Six anciens dirigeants de l’agence de services secrets israéliens Shin Bet déballent leur sac devant la caméra de Dror Moreh, un ancien directeur photo devenu documentariste, grand admirateur d’Errol Morris, une fascination évidente devant The Gatekeepers. Son approche est aussi simple que percutante : une suite d’interviews au ton jamais complaisant, parfois même corsé, le tout entrecoupé d’images d’archives et d’actualités, le plus souvent des opérations militaires ou secrètes. Avec ou sans bavures…
De la guerre des Six Jours en 1967 à la seconde intifada en 2000 en passant par le tristement célèbre massacre du « bus 300 » en 1980, les têtes fortes de cette organisation opaque jouent cette fois la carte de la transparence : sur leurs méthodes, les dommages collatéraux (les victimes civiles, et innocentes, furent parfois nombreuses) et, chose inhabituelle chez ces ex-guerriers de l’ombre, leurs réflexions politiques.

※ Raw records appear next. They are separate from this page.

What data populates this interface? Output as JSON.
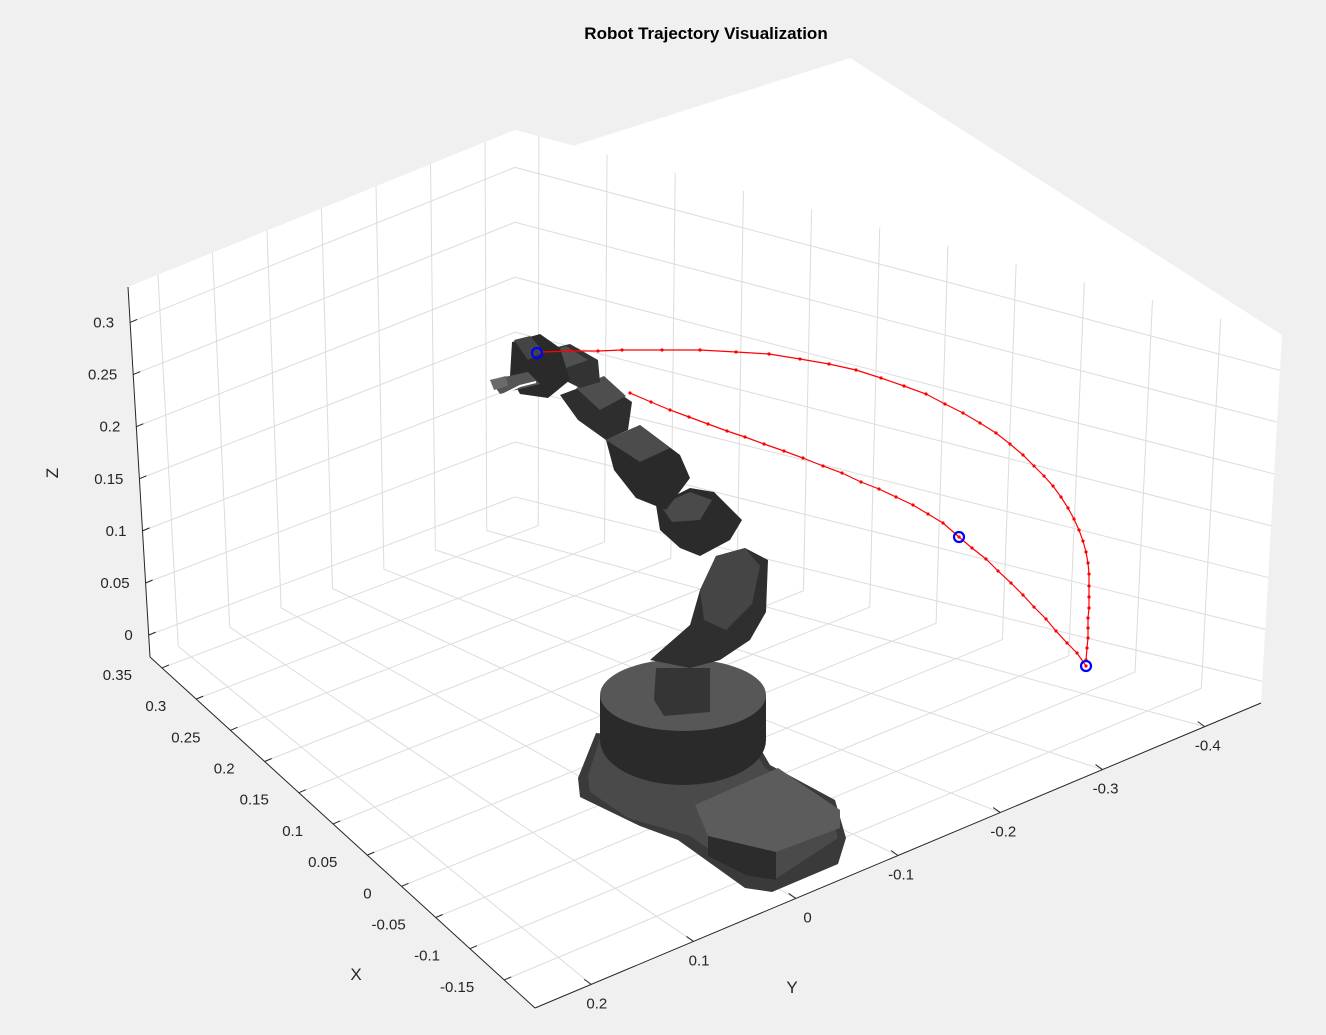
{
  "chart_data": {
    "type": "scatter",
    "title": "Robot Trajectory Visualization",
    "xlabel": "X",
    "ylabel": "Y",
    "zlabel": "Z",
    "grid": true,
    "x_ticks": [
      "0.35",
      "0.3",
      "0.25",
      "0.2",
      "0.15",
      "0.1",
      "0.05",
      "0",
      "-0.05",
      "-0.1",
      "-0.15"
    ],
    "y_ticks": [
      "0.2",
      "0.1",
      "0",
      "-0.1",
      "-0.2",
      "-0.3",
      "-0.4"
    ],
    "z_ticks": [
      "0.3",
      "0.25",
      "0.2",
      "0.15",
      "0.1",
      "0.05",
      "0"
    ],
    "series": [
      {
        "color": "#ff0000",
        "marker": "dot",
        "points": [
          [
            542,
            352
          ],
          [
            570,
            351
          ],
          [
            598,
            351
          ],
          [
            622,
            350
          ],
          [
            662,
            350
          ],
          [
            700,
            350
          ],
          [
            736,
            352
          ],
          [
            769,
            354
          ],
          [
            800,
            359
          ],
          [
            829,
            364
          ],
          [
            856,
            370
          ],
          [
            881,
            378
          ],
          [
            904,
            386
          ],
          [
            926,
            394
          ],
          [
            945,
            404
          ],
          [
            963,
            413
          ],
          [
            980,
            423
          ],
          [
            996,
            433
          ],
          [
            1010,
            444
          ],
          [
            1023,
            455
          ],
          [
            1034,
            466
          ],
          [
            1044,
            476
          ],
          [
            1053,
            486
          ],
          [
            1061,
            497
          ],
          [
            1068,
            508
          ],
          [
            1074,
            519
          ],
          [
            1079,
            530
          ],
          [
            1083,
            541
          ],
          [
            1086,
            552
          ],
          [
            1088,
            563
          ],
          [
            1089,
            574
          ],
          [
            1089,
            586
          ],
          [
            1089,
            597
          ],
          [
            1089,
            608
          ],
          [
            1088,
            618
          ],
          [
            1088,
            628
          ],
          [
            1088,
            638
          ],
          [
            1087,
            648
          ],
          [
            1086,
            660
          ]
        ]
      },
      {
        "color": "#ff0000",
        "marker": "dot",
        "points": [
          [
            630,
            393
          ],
          [
            651,
            402
          ],
          [
            670,
            410
          ],
          [
            689,
            417
          ],
          [
            708,
            424
          ],
          [
            727,
            431
          ],
          [
            745,
            437
          ],
          [
            764,
            444
          ],
          [
            784,
            451
          ],
          [
            803,
            458
          ],
          [
            823,
            466
          ],
          [
            842,
            473
          ],
          [
            861,
            482
          ],
          [
            879,
            489
          ],
          [
            896,
            497
          ],
          [
            913,
            505
          ],
          [
            928,
            514
          ],
          [
            943,
            523
          ],
          [
            959,
            537
          ],
          [
            972,
            548
          ],
          [
            986,
            559
          ],
          [
            998,
            571
          ],
          [
            1011,
            583
          ],
          [
            1023,
            595
          ],
          [
            1034,
            607
          ],
          [
            1046,
            619
          ],
          [
            1056,
            631
          ],
          [
            1067,
            643
          ],
          [
            1077,
            653
          ],
          [
            1086,
            666
          ]
        ]
      }
    ],
    "waypoints": [
      [
        537,
        353
      ],
      [
        959,
        537
      ],
      [
        1086,
        666
      ]
    ],
    "waypoint_color": "#0000ff"
  }
}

Car c’est là que réside la force de ce film académique dans sa forme mais audacieux dans son propos : non seulement jouent-ils franc jeu sur le caractère parfois impitoyable de leur travail, mais ils obligent leurs compatriotes à prendre conscience du prix à payer… pour le futur de leur pays. Partisans du dialogue avec les Palestiniens, et tous ceux impliqués dans la poudrière du Moyen-Orient (l’un d’eux souhaite même inclure le président iranien Ahmadinejad !), ils sont convaincus que plus d’assassinats ciblés de terroristes n’équivaut pas à plus de sécurité. Encore traumatisés par le meurtre du premier ministre Yitzhak Rabin en novembre 1995 par un extrémiste orthodoxe, ils envisagent l’avenir d’Israël avec la loupe la plus pessimiste. Car l’ennemi est aussi de leur côté de la frontière, et ils craignent d’avoir contribué à sa fabrication.